In the final order paper which was made available to journalists yesterday, it highlighted that the company was found to have been involved in misleading trade descriptions, making consumers believe that Coca-Cola Original Taste is not materially different from Coca-Cola Original Taste ‘Less Sugar.’
The Commission said it opened a formal investigation on the matter, and between June 2019 and December 2020, the Commission and Coca-Cola, as well as NBC engaged in repeated meetings, including seeking and securing vast internal documents and production logs to determine the veracity or otherwise of the issues that were subject of investigation or explanation.
And by December 2020, the Commission was convinced, based on the evidence, that Coca-Cola and NBC on multiple occasions violated and remained in violation of the FCCPC Act, particularly with respect to transparency and clear disclosure obligations to their product patrons, intentional communications in describing their Coca-Cola “Original Taste, Less Sugar variant as one and the same, as well as unchanged, when in actual fact, same had indeed changed.
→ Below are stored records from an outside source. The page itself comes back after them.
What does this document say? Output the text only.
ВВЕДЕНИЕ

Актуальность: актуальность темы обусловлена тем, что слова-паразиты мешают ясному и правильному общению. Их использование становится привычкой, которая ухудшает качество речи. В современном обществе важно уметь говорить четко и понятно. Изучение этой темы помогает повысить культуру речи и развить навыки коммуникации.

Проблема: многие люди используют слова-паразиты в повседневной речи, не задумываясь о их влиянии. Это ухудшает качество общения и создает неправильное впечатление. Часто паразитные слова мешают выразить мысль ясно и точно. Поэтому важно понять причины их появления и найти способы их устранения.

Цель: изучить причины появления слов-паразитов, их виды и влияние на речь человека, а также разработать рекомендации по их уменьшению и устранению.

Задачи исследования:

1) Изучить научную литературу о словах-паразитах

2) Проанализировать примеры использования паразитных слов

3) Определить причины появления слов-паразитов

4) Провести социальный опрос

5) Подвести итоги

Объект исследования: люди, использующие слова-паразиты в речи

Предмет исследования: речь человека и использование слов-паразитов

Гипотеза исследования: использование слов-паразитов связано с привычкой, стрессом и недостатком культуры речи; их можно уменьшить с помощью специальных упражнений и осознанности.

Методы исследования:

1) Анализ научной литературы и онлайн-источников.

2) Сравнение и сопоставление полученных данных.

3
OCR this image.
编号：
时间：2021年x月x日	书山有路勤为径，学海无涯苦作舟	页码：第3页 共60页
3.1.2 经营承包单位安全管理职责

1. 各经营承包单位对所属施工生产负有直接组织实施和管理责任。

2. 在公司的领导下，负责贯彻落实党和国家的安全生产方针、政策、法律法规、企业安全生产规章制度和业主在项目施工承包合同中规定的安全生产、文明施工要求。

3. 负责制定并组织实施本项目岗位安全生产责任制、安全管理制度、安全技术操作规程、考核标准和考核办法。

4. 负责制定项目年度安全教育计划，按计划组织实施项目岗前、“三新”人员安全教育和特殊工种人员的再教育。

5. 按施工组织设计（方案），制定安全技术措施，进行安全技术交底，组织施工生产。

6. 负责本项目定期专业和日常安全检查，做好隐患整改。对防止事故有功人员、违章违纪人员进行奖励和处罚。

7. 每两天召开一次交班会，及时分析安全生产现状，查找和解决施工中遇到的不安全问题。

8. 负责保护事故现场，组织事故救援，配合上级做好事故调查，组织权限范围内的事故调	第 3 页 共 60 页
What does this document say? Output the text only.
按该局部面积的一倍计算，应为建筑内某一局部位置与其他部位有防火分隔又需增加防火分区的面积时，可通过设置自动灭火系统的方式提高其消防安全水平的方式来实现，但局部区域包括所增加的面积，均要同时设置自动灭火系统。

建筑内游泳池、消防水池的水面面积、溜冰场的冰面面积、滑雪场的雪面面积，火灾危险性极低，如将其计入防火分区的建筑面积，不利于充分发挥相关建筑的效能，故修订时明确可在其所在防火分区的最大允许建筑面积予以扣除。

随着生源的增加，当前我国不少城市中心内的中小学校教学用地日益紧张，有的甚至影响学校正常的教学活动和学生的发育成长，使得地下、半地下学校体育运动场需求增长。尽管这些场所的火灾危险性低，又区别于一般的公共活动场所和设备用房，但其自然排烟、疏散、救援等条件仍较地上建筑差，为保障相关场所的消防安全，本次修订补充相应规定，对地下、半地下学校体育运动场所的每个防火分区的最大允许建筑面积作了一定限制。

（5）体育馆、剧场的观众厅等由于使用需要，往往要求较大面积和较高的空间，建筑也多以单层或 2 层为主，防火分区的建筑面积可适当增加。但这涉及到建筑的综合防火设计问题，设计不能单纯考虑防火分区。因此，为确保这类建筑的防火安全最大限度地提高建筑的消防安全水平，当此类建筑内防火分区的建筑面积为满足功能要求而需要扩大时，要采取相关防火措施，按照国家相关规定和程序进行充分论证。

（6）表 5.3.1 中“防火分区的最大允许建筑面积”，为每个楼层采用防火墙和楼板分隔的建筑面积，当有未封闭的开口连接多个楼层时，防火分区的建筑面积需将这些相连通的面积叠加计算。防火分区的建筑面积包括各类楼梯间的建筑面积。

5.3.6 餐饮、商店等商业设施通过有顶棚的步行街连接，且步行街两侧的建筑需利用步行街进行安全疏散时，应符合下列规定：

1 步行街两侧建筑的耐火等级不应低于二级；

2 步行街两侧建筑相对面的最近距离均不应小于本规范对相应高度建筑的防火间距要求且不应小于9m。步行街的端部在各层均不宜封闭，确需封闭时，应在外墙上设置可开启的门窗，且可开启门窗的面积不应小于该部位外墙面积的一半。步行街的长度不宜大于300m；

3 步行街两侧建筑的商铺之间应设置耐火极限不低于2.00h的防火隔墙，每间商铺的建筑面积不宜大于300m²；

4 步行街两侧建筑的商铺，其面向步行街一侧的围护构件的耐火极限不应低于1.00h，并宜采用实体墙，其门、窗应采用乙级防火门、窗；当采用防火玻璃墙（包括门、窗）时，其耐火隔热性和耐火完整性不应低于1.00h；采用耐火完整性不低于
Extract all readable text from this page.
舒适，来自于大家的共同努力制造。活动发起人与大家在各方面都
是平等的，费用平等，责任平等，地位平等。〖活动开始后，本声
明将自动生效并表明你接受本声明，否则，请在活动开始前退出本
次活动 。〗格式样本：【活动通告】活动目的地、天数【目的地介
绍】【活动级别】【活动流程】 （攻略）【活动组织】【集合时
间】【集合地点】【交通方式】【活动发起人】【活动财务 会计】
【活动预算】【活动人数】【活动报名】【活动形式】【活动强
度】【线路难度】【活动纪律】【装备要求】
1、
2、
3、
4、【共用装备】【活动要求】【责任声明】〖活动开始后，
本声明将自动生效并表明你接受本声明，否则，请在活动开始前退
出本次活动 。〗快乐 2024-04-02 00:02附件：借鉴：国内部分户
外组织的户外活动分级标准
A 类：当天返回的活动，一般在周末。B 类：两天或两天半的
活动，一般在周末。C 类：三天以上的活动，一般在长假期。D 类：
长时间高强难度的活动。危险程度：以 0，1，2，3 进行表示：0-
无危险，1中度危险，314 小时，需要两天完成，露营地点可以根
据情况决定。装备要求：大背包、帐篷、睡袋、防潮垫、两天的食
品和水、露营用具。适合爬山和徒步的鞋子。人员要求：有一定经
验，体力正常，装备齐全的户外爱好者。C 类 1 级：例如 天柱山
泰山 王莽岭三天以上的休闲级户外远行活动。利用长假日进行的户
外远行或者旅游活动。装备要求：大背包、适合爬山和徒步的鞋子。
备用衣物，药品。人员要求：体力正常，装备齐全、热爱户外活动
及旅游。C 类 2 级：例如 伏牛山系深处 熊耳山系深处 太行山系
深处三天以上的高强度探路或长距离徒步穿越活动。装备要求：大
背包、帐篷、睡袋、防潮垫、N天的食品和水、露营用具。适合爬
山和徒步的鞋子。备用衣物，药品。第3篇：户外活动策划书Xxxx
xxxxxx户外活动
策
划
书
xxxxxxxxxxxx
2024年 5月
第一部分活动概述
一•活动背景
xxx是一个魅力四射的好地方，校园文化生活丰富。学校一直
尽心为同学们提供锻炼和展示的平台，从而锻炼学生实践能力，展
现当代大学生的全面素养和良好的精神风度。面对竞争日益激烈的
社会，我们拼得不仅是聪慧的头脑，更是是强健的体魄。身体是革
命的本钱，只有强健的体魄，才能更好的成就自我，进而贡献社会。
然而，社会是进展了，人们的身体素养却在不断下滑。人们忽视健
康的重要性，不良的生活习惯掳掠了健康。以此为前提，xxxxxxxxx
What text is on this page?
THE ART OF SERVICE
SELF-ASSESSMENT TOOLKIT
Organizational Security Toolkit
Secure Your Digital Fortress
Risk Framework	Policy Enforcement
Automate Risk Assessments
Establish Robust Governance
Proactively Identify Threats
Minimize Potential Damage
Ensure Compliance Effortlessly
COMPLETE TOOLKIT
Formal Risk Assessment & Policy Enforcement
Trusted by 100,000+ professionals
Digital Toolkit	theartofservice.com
FCCPC said that Coca-Cola and NBC initially sought to end the investigation and regulatory process by adopting clearer, more transparent and truthful descriptions and differentiation of the relevant variants of their products which it granted, and also gave Coca-Cola and NBC the opportunity and prerogative to propose remedies, including descriptions and product differentiations, that comply with applicable statutory standards.
The Commission, however, confirmed that it had a lengthy engagement with Coca-Cola and NBC on a process of building consensus around a mutually agreed differentiation and description of the different relevant products.
It added that Coca-Cola and NBC sought an extended timeline before changing to the newly mutually agreed product descriptions and differentiations as proposed by Coca-Cola and NBC in order to exhaust existing packaging inventory, and lead time for new packaging inventory to arrive in stock. The Commission granted the extension as requested.